This morning, the California Supreme Court issued its decision in Yvanova v. New Century Mortgage Corp., which addressed the general issue in Glaski. See Case No.S218973, Feb. 18, 2016, available at http://www.courts.ca.gov/opinions/documents/S218973.PDF. For lenders and loan servicers, the decision is not a good one, though it is not as bad as it could have been. The Supreme Court explicitly held that "because in a nonjudicial foreclosure only the original beneficiary of a deed of trust or its assignee or agent may direct the trustee to sell the property, an allegation that the assignment was void, and not merely voidable at the behest of the parties to the agreement, will support an action for wrongful foreclosure." Slip. Op. at 2. "If a purported assignment necessary to the chain by which the foreclosing entity claims th[e] power [to foreclose] is absolutely void, meaning of no legal force or effect whatsoever... the foreclosing entity has acted without legal authority by pursuing a trustee's sale, and such an unauthorized sale constitutes a wrongful foreclosure." Id. at 18-19. In effect, the Supreme Court approved of Glaski's first holding that a borrower can state a claim for wrongful foreclosure by alleging that an assignment of the loan was void, rather than merely voidable.

Just as important, however, is what the court declined to decide. Crucial to the outcome in Glaski was that the court in that case held that, not only did a borrower have standing to assert a void assignment, but that a transfer of a loan into a securitized trust after the PSA closing date is, in fact, void under New York law. 218 Cal.App.4th at 262-263. The Supreme Court in Yvanova expressly refused to address that question. Slip Op. at 13 ("We did not include in our order [granting review] the question of whether a postclosing date transfer into a New York securitized trust is void or merely voidable, and though the parties' briefs address it, we express no opinion on the question here.")

The practical import of Yvanova is that it is likely to give plaintiffs encouragement to bring wrongful foreclosure claims which allege that an assignment was void, rather than merely voidable. However, the decision's failure to address the underlying issue (whether a "late" transfer into a trust is void itself) gives defendants the opportunity to argue that Glaski's decision was wrong as a matter of substantive New York law. Lenders and loan servicers should therefore gather authority for that proposition in drafting demurrers or motions to dismiss such claims. The Yvanova decision also left open the question of what remedies a plaintiff, who otherwise is in default on a loan, would be entitled to under such a theory. See Slip. Op. at 9, n. 4. In addition, the Supreme Court's statement that "[w]e do not hold or suggest that a borrower may attempt to preempt a threatened nonjudicial foreclosure by a suit questioning the foreclosing party's right to proceed" (Id. at 2) leaves open the argument that a wrongful foreclosure claim of this sort cannot be used to prevent or halt a foreclosure in process — though the Supreme Court's analysis here is bit murky. (Finally, the Supreme Court noted that it was not deciding whether a borrower would have to tender the amount of the debt to bring such a claim, but, in a not-so-subtle aside, cited to cases holding that tender may be excused in the face of a void assignment. Id. at 9, n.4.)

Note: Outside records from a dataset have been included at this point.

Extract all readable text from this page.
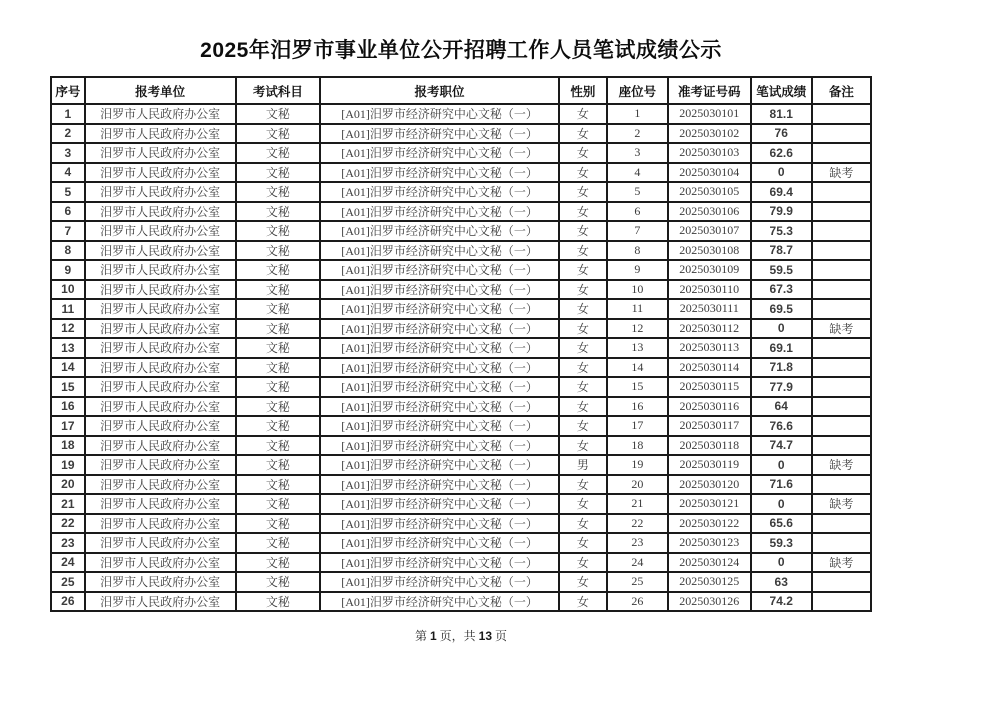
2025年汨罗市事业单位公开招聘工作人员笔试成绩公示
序号	报考单位	考试科目	报考职位	性别	座位号	准考证号码	笔试成绩	备注
1	汨罗市人民政府办公室	文秘	[A01]汨罗市经济研究中心文秘（一）	女	1	2025030101	81.1	
2	汨罗市人民政府办公室	文秘	[A01]汨罗市经济研究中心文秘（一）	女	2	2025030102	76	
3	汨罗市人民政府办公室	文秘	[A01]汨罗市经济研究中心文秘（一）	女	3	2025030103	62.6	
4	汨罗市人民政府办公室	文秘	[A01]汨罗市经济研究中心文秘（一）	女	4	2025030104	0	缺考
5	汨罗市人民政府办公室	文秘	[A01]汨罗市经济研究中心文秘（一）	女	5	2025030105	69.4	
6	汨罗市人民政府办公室	文秘	[A01]汨罗市经济研究中心文秘（一）	女	6	2025030106	79.9	
7	汨罗市人民政府办公室	文秘	[A01]汨罗市经济研究中心文秘（一）	女	7	2025030107	75.3	
8	汨罗市人民政府办公室	文秘	[A01]汨罗市经济研究中心文秘（一）	女	8	2025030108	78.7	
9	汨罗市人民政府办公室	文秘	[A01]汨罗市经济研究中心文秘（一）	女	9	2025030109	59.5	
10	汨罗市人民政府办公室	文秘	[A01]汨罗市经济研究中心文秘（一）	女	10	2025030110	67.3	
11	汨罗市人民政府办公室	文秘	[A01]汨罗市经济研究中心文秘（一）	女	11	2025030111	69.5	
12	汨罗市人民政府办公室	文秘	[A01]汨罗市经济研究中心文秘（一）	女	12	2025030112	0	缺考
13	汨罗市人民政府办公室	文秘	[A01]汨罗市经济研究中心文秘（一）	女	13	2025030113	69.1	
14	汨罗市人民政府办公室	文秘	[A01]汨罗市经济研究中心文秘（一）	女	14	2025030114	71.8	
15	汨罗市人民政府办公室	文秘	[A01]汨罗市经济研究中心文秘（一）	女	15	2025030115	77.9	
16	汨罗市人民政府办公室	文秘	[A01]汨罗市经济研究中心文秘（一）	女	16	2025030116	64	
17	汨罗市人民政府办公室	文秘	[A01]汨罗市经济研究中心文秘（一）	女	17	2025030117	76.6	
18	汨罗市人民政府办公室	文秘	[A01]汨罗市经济研究中心文秘（一）	女	18	2025030118	74.7	
19	汨罗市人民政府办公室	文秘	[A01]汨罗市经济研究中心文秘（一）	男	19	2025030119	0	缺考
20	汨罗市人民政府办公室	文秘	[A01]汨罗市经济研究中心文秘（一）	女	20	2025030120	71.6	
21	汨罗市人民政府办公室	文秘	[A01]汨罗市经济研究中心文秘（一）	女	21	2025030121	0	缺考
22	汨罗市人民政府办公室	文秘	[A01]汨罗市经济研究中心文秘（一）	女	22	2025030122	65.6	
23	汨罗市人民政府办公室	文秘	[A01]汨罗市经济研究中心文秘（一）	女	23	2025030123	59.3	
24	汨罗市人民政府办公室	文秘	[A01]汨罗市经济研究中心文秘（一）	女	24	2025030124	0	缺考
25	汨罗市人民政府办公室	文秘	[A01]汨罗市经济研究中心文秘（一）	女	25	2025030125	63	
26	汨罗市人民政府办公室	文秘	[A01]汨罗市经济研究中心文秘（一）	女	26	2025030126	74.2	
第 1 页，共 13 页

The takeaway from Yvanova is that loan servicers and lenders will need to shift their emphasis in this type of case from asserting that borrowers have no standing at all to asserting that, under New York law (or the applicable law under the PSA), the assignment was not void, but merely voidable. Other arguments are also still available to defendants, but will require time and appellate development to understand the exact implications of the decision in Yvanova.

DISCLAIMER: Because of the generality of this update, the information provided herein may not be applicable in all situations and should not be acted upon without specific legal advice based on particular situations.